Let us examine a possible sequence of 11 transactions:
| N | Transaction | i | Black Box contents after transaction | Answer |
| ---- | ----------- | ---- | ------------------------------------ | ------ |
| 1 | ADD(3) | 0 | 3 | |
| 2 | GET | 1 | 3 | 3 |
| 3 | ADD(1) | 1 | 1,3 | |
| 4 | GET | 2 | 1,3 | 3 |
| 5 | ADD(-4) | 2 | -4,1,3 | |
| 6 | ADD(2) | 2 | -4,1,2,3 | |
| 7 | ADD(8) | 2 | -4,1,2,3,8 | |
| 8 | ADD(-1000) | 2 | -1000,-4,1,2,3,8 | |
| 9 | GET | 3 | -1000,-4,1,2,3,8 | 1 |
| 10 | GET | 4 | -1000,-4,1,2,3,8 | 2 |
| 11 | ADD(2) | 4 | -1000,-4,1,2,2,3,8 | |
It is required to work out an efficient algorithm which treats a given sequence of transactions. The maximum number of ADD and GET transactions: 30000 of each type.

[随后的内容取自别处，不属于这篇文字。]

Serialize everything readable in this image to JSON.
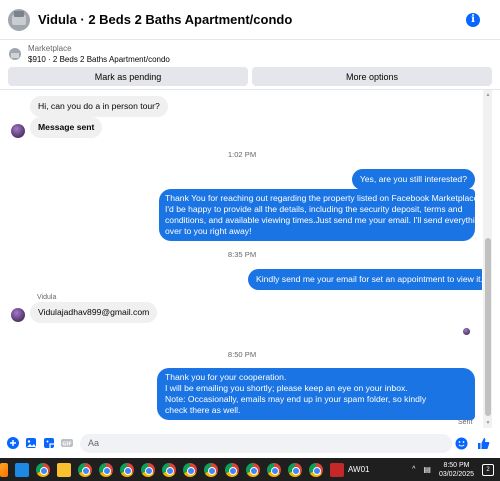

Let us describe the sequence of transactions by two integer arrays:
- A(1),A(2),…,A(M): a sequence of elements which are being included into Black Box. A values are integers not exceeding 2 000 000 000 by their absolute value, M≤30000. For the Example we have A=(3,1,−4,2,8,−1000,2).
- u(1),u(2),...,u(N): a sequence setting a number of elements which are being included into Black Box at the moment of first, second, ... and N-transaction GET. For the Example we have u=(1,2,6,6).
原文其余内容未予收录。